RUMLEM: A Dictionary-Based Lemmatizer for Romansh

arXiv cs.CL / 4/14/2026

📰 NewsSignals & Early TrendsIdeas & Deep AnalysisModels & Research

Key Points

  • The paper introduces RUMLEM, a dictionary-based lemmatizer designed specifically for the Romansh language and its five main regional varieties plus Rumantsch Grischun.
  • By relying on comprehensive, community-driven morphological databases, RUMLEM achieves coverage of roughly 77–84% of words in typical Romansh text.
  • The approach is variety-aware: separate databases per variety enable the lemmatizer to support variety-aware language classification.
  • Experiments on 30,000 Romansh texts show RUMLEM identifies the correct variety in 95% of cases.
  • A proof of concept further demonstrates that lemmatization outputs can support Romansh-vs-non-Romansh language classification.

Abstract

Lemmatization -- the task of mapping an inflected word form to its dictionary form -- is a crucial component of many NLP applications.
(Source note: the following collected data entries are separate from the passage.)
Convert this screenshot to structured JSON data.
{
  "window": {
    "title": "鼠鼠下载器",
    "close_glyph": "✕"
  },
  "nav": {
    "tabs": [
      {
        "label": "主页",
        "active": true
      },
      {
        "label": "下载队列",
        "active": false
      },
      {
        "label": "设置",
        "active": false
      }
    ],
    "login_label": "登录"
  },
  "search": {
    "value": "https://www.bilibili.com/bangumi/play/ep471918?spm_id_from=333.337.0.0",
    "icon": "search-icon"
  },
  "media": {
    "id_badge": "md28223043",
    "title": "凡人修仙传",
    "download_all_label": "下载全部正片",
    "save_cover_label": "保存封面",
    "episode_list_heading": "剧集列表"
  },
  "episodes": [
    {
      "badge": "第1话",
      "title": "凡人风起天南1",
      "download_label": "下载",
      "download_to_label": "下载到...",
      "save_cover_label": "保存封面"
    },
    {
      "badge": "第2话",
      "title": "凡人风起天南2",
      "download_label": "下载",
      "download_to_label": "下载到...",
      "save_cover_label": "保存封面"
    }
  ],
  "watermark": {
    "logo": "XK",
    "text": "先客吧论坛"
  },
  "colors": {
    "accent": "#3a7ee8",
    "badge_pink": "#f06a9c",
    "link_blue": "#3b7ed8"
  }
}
In this paper, we present RUMLEM, a lemmatizer that covers the five main varieties of Romansh as well as the supra-regional standard variety Rumantsch Grischun. It is based on comprehensive, community-driven morphological databases for Romansh, enabling RUMLEM to cover 77-84% of the words in a typical Romansh text. Since there is a dedicated database for each Romansh variety, an additional application of RUMLEM is variety-aware language classification. Evaluation on 30'000 Romansh texts of varying lengths shows that RUMLEM correctly identifies the variety in 95% of cases. In addition, a proof of concept demonstrates the feasibility of Romansh vs. non-Romansh language classification based on the lemmatizer.